When my bright coloured lights appeared, something else disappeared, namely, an un- obstructed sight. With it, a sense of the human also began to disintegrate. There is a dominant sense of the embodiment of the human; it posits a functioning human body, one that, among other things, possesses five working senses, an apparatus through which the external world is perceived, an apparatus that brings the inside in touch with the outside. Disappearing eyesight, then, disappears, in part, the human.

It is relatively easy to dismiss such a disappearance; after all, we can merely dismiss it. Disability studies often does. We might say that disappearing eyesight does not mean or include a disappearing sense of the human and that’s that, the matter is closed. And yet, as certainly closed as this matter appears to be, there remains the remnants of what was dismissed in an uncertain attempt to close the matter.

As bright and as shimmering as my coloured lights are, there remains a strong sense that something has disappeared. It is not difficult to identify it — my sight, no one else’s, only mine. What else? I no longer see and what I do, no one else does, no other human. What has disappeared along with sight, then, is one connection I had with everyone else and, thus, one of the connections with humanity.
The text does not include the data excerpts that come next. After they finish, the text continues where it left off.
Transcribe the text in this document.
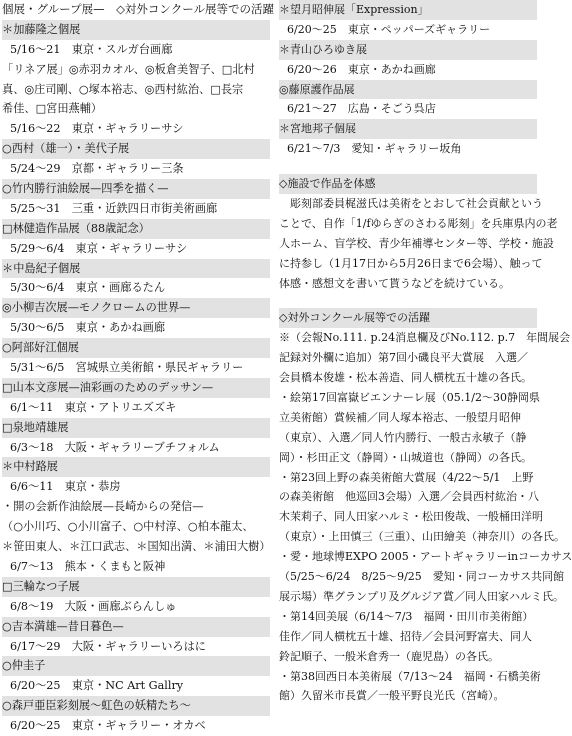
個展・グループ展—　◇対外コンクール展等での活躍
＊加藤隆之個展
5/16～21　東京・スルガ台画廊
「リネア展」◎赤羽カオル、◎板倉美智子、□北村
真、◎庄司剛、○塚本裕志、◎西村紘治、□長宗
希佳、□宮田燕輔）
5/16～22　東京・ギャラリーサシ
○西村（雄一）・美代子展
5/24～29　京都・ギャラリー三条
○竹内勝行油絵展—四季を描く—
5/25～31　三重・近鉄四日市街美術画廊
□林健造作品展（88歳記念）
5/29～6/4　東京・ギャラリーサシ
＊中島紀子個展
5/30～6/4　東京・画廊るたん
◎小柳吉次展—モノクロームの世界—
5/30～6/5　東京・あかね画廊
○阿部好江個展
5/31～6/5　宮城県立美術館・県民ギャラリー
□山本文彦展—油彩画のためのデッサン—
6/1～11　東京・アトリエズズキ
□泉地靖雄展
6/3～18　大阪・ギャラリーブチフォルム
＊中村路展
6/6～11　東京・恭房
・開の会新作油絵展—長崎からの発信—
（○小川巧、○小川富子、○中村淳、○柏本龍太、
＊笹田東人、＊江口武志、＊国知出満、＊浦田大樹）
6/7～13　熊本・くまもと阪神
□三輪なつ子展
6/8～19　大阪・画廊ぶらんしゅ
○吉本満雄—昔日暮色—
6/17～29　大阪・ギャラリーいろはに
○仲圭子
6/20～25　東京・NC Art Gallry
○森戸亜臣彩刻展～虹色の妖精たち～
6/20～25　東京・ギャラリー・オカベ
＊望月昭伸展「Expression」
6/20～25　東京・ペッパーズギャラリー
＊青山ひろゆき展
6/20～26　東京・あかね画廊
◎藤原護作品展
6/21～27　広島・そごう呉店
＊宮地邦子個展
6/21～7/3　愛知・ギャラリー坂角
◇施設で作品を体感
　彫刻部委員梶滋氏は美術をとおして社会貢献という
ことで、自作「1/fゆらぎのさわる彫刻」を兵庫県内の老
人ホーム、盲学校、青少年補導センター等、学校・施設
に持参し（1月17日から5月26日まで6会場）、触って
体感・感想文を書いて貰うなどを続けている。
◇対外コンクール展等での活躍
※（会報No.111. p.24消息欄及びNo.112. p.7　年間展会
記録対外欄に追加）第7回小磯良平大賞展　入選／
会員橋本俊雄・松本善造、同人横枕五十雄の各氏。
・絵第17回富嶽ビエンナーレ展（05.1/2～30静岡県
立美術館）賞候補／同人塚本裕志、一般望月昭伸
（東京）、入選／同人竹内勝行、一般古永敏子（静
岡）・杉田正文（静岡）・山城道也（静岡）の各氏。
・第23回上野の森美術館大賞展（4/22～5/1　上野
の森美術館　他巡回3会場）入選／会員西村紘治・八
木茉莉子、同人田家ハルミ・松田俊哉、一般桶田洋明
（東京）・上田慎三（三重）、山田繪美（神奈川）の各氏。
・愛・地球博EXPO 2005・アートギャラリーinコーカサス
（5/25～6/24　8/25～9/25　愛知・同コーカサス共同館
展示場）準グランプリ及グルジア賞／同人田家ハルミ氏。
・第14回美展（6/14～7/3　福岡・田川市美術館）
佳作／同人横枕五十雄、招待／会員河野富夫、同人
鈴記順子、一般米倉秀一（鹿児島）の各氏。
・第38回西日本美術展（7/13～24　福岡・石橋美術
館）久留米市長賞／一般平野良光氏（宮崎）。
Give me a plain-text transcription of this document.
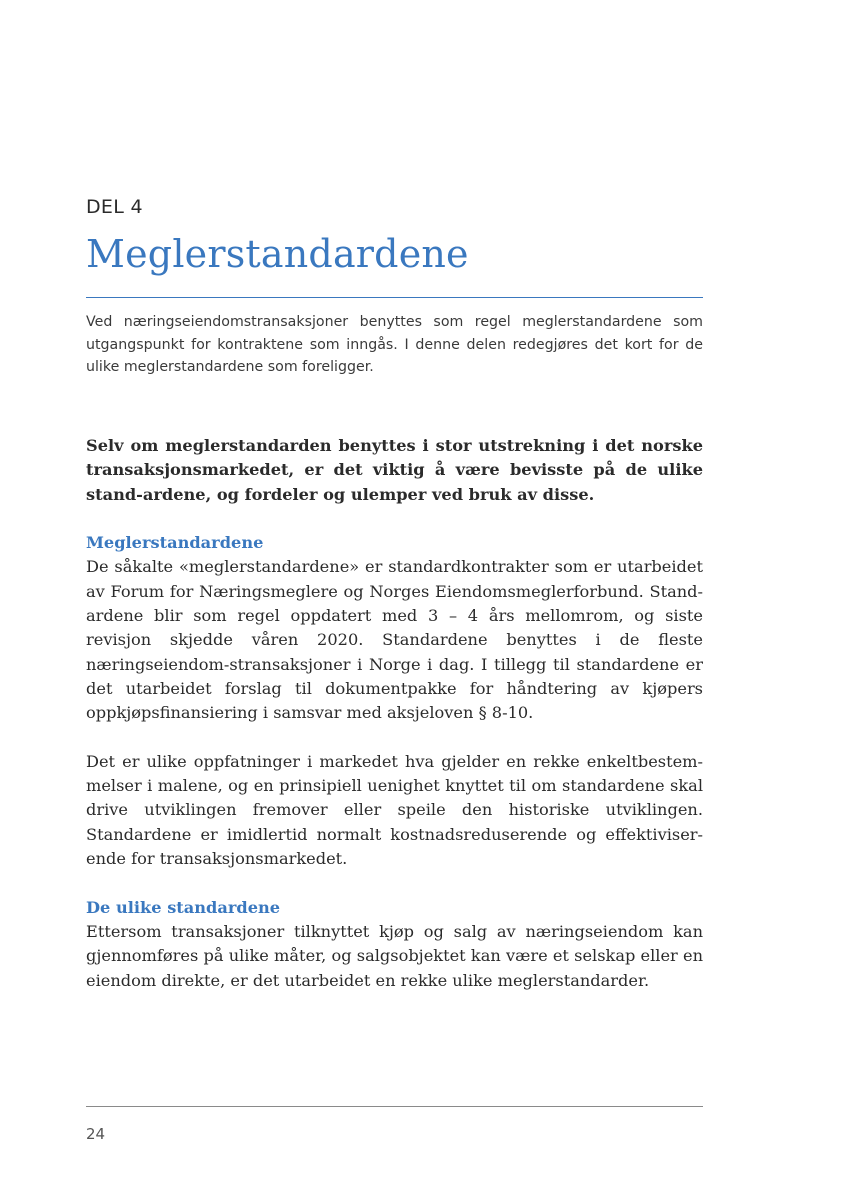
DEL 4
Meglerstandardene

Ved næringseiendomstransaksjoner benyttes som regel meglerstandardene som utgangspunkt for kontraktene som inngås. I denne delen redegjøres det kort for de ulike meglerstandardene som foreligger.

Selv om meglerstandarden benyttes i stor utstrekning i det norske transaksjonsmarkedet, er det viktig å være bevisste på de ulike stand-ardene, og fordeler og ulemper ved bruk av disse.

Meglerstandardene
De såkalte «meglerstandardene» er standardkontrakter som er utarbeidet av Forum for Næringsmeglere og Norges Eiendomsmeglerforbund. Stand-ardene blir som regel oppdatert med 3 – 4 års mellomrom, og siste revisjon skjedde våren 2020. Standardene benyttes i de fleste næringseiendom-stransaksjoner i Norge i dag. I tillegg til standardene er det utarbeidet forslag til dokumentpakke for håndtering av kjøpers oppkjøpsfinansiering i samsvar med aksjeloven § 8-10.

Det er ulike oppfatninger i markedet hva gjelder en rekke enkeltbestem-melser i malene, og en prinsipiell uenighet knyttet til om standardene skal drive utviklingen fremover eller speile den historiske utviklingen. Standardene er imidlertid normalt kostnadsreduserende og effektiviser-ende for transaksjonsmarkedet.

De ulike standardene
Ettersom transaksjoner tilknyttet kjøp og salg av næringseiendom kan gjennomføres på ulike måter, og salgsobjektet kan være et selskap eller en eiendom direkte, er det utarbeidet en rekke ulike meglerstandarder.

24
Enter the struggle and enter the fold – the human and humanity under duress. Enter, too, the distraction of bright lights, lights that distract us from the focus of our struggle, namely, the duress humanity is facing. It is easy to fall under the mesmerizing spell of bright lights; it is easy to experience them as an obstruction to the world; it is easy to imagine that these lights affect the world only as an obstruction. And, it is easy to focus our struggle on minimizing the obstructive nature of bright lights.

Suppose
Now, suppose we treat bright lights not only as an obstruction, but as an occasion to imagine a world, humanity and all, that generates the need for these bright lights in the first place. Suppose, too, that rather than taking the easy path of minimizing the obstructive feature of these bright lights, we engage with the unease or dis/ease that comes from resisting bright lights as “just the way things are” and “that’s just how it goes.” Suppose that we commit ourselves to not being distracted by bright lights such as mine or by other bright shiny things such as bureaucratic responses to humanity, the exactitude and lightness of theory, the ease of explanation and, of course, the brightness and clarity of certainty itself. Suppose we treat these bright lights and shinny things as obstructions to humanity and that we treat them as the occasion to reveal the version of humanity they conceal and from which they distract us. Finally, suppose we can imagine these shinny things as not only distractions but as part of humanity itself. What then? How shall we theorize and how shall we live with the uncertainty of the brightness that so easily distracts us from the unease of humanity?